When Sound Comes Early: Reflections on Implanting Singapore’s Youngest Cochlear Implant Patient

In January 2026, my team and I fitted the youngest cochlear implant patient in Singapore. She was just six months old.

This is still rare locally. Most infants at that age do not meet the minimum weight requirements for surgery, and many families only arrive at this decision much later. When we first met her, she was nursing quietly at her mother’s breast. Her mother had a gentle stillness about her — a kind of resilience that comes from already knowing what lies ahead, even if the path is not fully clear.

We spoke about how her baby had never responded to sound and had not met early vocalisation milestones. Her world was small. They rarely went out. Books were rarely read, not because her mother did not want to read to her, but because it felt different when the baby could not hear her voice.
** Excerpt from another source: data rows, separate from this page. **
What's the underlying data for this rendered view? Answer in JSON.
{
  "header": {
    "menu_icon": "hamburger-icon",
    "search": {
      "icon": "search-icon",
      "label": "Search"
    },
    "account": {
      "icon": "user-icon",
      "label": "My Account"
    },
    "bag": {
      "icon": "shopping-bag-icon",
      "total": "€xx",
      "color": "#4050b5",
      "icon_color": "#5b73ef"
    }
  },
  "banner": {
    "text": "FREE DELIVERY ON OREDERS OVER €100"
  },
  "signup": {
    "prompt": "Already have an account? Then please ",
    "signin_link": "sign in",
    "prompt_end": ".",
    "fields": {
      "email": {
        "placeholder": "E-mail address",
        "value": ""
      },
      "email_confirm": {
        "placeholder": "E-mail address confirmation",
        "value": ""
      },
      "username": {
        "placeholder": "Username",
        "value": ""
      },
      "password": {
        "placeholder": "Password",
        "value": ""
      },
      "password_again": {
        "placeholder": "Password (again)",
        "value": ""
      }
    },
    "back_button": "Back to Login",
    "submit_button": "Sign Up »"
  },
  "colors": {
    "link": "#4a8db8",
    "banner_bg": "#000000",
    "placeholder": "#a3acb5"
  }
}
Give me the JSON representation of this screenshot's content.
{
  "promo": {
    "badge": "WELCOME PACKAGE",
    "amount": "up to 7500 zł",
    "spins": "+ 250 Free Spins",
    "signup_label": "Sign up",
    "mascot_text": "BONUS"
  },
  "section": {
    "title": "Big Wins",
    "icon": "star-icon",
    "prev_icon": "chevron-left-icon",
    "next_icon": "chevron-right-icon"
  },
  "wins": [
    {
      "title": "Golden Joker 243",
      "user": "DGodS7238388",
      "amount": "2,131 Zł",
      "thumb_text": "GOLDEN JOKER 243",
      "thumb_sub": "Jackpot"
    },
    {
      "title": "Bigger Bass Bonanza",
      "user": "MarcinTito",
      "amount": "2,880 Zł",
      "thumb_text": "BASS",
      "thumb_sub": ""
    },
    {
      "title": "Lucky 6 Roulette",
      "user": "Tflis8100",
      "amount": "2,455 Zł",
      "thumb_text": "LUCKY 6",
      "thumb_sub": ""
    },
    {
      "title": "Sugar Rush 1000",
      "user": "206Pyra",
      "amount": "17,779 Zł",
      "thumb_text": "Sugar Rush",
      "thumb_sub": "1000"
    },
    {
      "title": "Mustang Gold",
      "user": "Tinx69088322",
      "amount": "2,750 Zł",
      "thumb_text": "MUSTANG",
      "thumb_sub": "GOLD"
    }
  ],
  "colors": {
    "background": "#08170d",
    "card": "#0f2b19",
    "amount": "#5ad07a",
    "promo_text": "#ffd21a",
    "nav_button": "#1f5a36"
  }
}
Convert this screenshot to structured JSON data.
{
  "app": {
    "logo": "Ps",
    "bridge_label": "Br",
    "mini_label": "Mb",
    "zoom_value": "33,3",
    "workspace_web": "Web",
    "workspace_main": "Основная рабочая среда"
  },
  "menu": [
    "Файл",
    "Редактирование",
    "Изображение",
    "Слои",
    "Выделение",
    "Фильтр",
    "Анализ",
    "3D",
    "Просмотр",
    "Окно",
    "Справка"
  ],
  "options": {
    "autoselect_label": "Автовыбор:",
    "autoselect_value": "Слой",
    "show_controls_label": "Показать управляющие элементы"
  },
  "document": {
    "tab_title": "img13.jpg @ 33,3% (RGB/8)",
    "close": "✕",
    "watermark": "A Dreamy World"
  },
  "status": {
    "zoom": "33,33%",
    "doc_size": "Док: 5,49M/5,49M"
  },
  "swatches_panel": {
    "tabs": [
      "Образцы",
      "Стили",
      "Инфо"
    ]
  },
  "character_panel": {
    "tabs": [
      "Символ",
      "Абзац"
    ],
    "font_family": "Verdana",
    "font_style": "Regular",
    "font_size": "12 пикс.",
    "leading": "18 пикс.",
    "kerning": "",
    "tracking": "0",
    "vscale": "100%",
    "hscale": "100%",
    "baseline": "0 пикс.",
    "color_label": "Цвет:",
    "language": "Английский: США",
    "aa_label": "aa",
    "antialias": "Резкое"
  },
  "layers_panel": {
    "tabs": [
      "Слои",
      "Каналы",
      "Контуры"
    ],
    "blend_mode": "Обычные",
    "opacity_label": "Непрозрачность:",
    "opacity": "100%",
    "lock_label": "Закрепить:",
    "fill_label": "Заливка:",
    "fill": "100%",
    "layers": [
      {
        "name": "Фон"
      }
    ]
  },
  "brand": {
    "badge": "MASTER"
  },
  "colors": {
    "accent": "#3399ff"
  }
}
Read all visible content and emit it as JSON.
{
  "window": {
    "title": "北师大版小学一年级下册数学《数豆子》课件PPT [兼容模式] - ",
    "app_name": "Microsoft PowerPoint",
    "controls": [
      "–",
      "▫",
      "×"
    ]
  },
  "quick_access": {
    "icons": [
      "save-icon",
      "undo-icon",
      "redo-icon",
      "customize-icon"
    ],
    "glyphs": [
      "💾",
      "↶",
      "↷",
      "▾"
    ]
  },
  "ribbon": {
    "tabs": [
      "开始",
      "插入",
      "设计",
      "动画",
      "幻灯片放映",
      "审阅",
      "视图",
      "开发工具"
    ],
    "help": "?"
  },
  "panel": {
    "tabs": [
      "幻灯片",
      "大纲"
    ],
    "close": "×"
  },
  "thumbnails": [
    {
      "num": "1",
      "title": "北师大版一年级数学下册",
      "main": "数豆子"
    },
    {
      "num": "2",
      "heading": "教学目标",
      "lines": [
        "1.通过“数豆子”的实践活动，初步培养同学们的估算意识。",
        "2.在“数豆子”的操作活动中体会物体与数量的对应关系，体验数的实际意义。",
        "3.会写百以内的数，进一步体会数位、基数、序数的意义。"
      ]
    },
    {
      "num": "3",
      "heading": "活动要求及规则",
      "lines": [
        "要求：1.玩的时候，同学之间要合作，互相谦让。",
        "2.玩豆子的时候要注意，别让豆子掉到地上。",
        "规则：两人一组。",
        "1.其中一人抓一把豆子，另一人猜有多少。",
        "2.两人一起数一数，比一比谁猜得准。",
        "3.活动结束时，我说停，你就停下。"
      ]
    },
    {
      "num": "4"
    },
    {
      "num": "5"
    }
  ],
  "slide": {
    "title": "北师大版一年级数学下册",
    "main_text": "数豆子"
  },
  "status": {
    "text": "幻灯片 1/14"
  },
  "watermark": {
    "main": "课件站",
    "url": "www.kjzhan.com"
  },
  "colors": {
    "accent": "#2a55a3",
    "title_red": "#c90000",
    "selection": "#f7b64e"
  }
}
Her mother shared something that stayed with me. With hearing aids on and with her mother’s soothing presence, the baby was able to fall asleep more easily — almost as if the gentle vibrations, rather than sound itself, reassured her that her mother was near.

Clinically, I felt a sense of urgency. But at the end of the day, the decision is never mine to make.

As audiologists, our role is to provide information, guidance, and perspective. The final choice always belongs to the parents.

We know from decades of research that early cochlear implantation — particularly before the age of one — is strongly associated with better expressive and receptive language outcomes. Children who are implanted early and followed closely by an audiology and therapy team have been shown to achieve age-appropriate language skills by the time they enter school. (Reference: https://pmc.ncbi.nlm.nih.gov/articles/PMC8295935/)

But knowing the evidence is only one part of the work.

Handling these conversations requires great care.

First, many parents are already grappling with difficult, unspoken questions. Some quietly wonder if they did something wrong during pregnancy, or if something they ate or failed to do caused this. Acceptance does not come easily, and guilt — whether acknowledged or not — often sits in the background.

Second, family voices matter more than we sometimes realise. Grandparents may express fears of stigma, of visible devices, of bullying. Comments like “I don’t want my grandchild to be seen wearing hearing aids” can slowly become the parent’s own inner voice. These concerns are not malicious — they are rooted in fear — but they weigh heavily on decision-making.

Third, some parents wrestle deeply with questions of identity. They ask whether they should be embracing the Deaf world instead of pursuing hearing devices. There is a real concern that encouraging hearing aids or cochlear implants may feel like asking a child to reject deafness — and by extension, to reject part of who they are.

I understand why this is such a painful question— both professionally, and as a parent myself.

Hearing loss is permanent. It does not simply disappear. It becomes part of a person’s life story. Some parents therefore wish to delay intervention, hoping to let their child decide later which world they belong to.

The challenge is that speech and language development cannot be postponed without consequence. The brain’s window for acquiring spoken language is time-sensitive, ideally before the age of three. When this window is missed, the impact can be lifelong.

I have worked with adults who were born deaf, did not have access to sound early in life, and were only implanted in their 30s or 40s. Many achieved limited word recognition at best and continued to rely heavily on lip-reading. They often spoke about exhaustion, social strain, and feeling left behind in educational and work environments — not because they lacked intelligence, but because spoken language remained unfamiliar. 

These experiences stay with me.

My own view as an audiologist is this: A child can be born deaf and still be deeply loved, whole, and valued exactly as they are. A parent’s responsibility is not to erase deafness, but to offer access — access to sound, to language, to education, and to choice. 

Providing hearing aids or cochlear implants early gives a child the opportunity to develop spoken language while their brain is ready to learn it. It does not prevent them from later embracing Deaf culture or identity if they choose to do so. What it does is keep doors open.

Parents also deserve support in navigating stigma and curiosity from others. Children can be taught — gently and confidently — how to respond to questions, how to own their devices, and how to understand their own story without shame.

If, one day, that child grows up and decides that the hearing world is not where they feel they belong, that decision will truly be theirs to make. But without early access to sound and language, that choice may never fully exist.

Chermaine Teo
Clinical audiologist

Author’s note
I write this reflection as both a clinical audiologist and a mother. My professional work centres on supporting infants and children with hearing loss and guiding families through complex, time-sensitive decisions. I also recognise that deafness is not only a medical condition, but an identity and a culture for many. This piece is not intended to diminish Deaf culture or lived Deaf experiences. Rather, it reflects my belief that early access to sound and language can expand — not restrict — a child’s future choices. Every family’s journey is unique, and all decisions deserve care, respect, and compassion.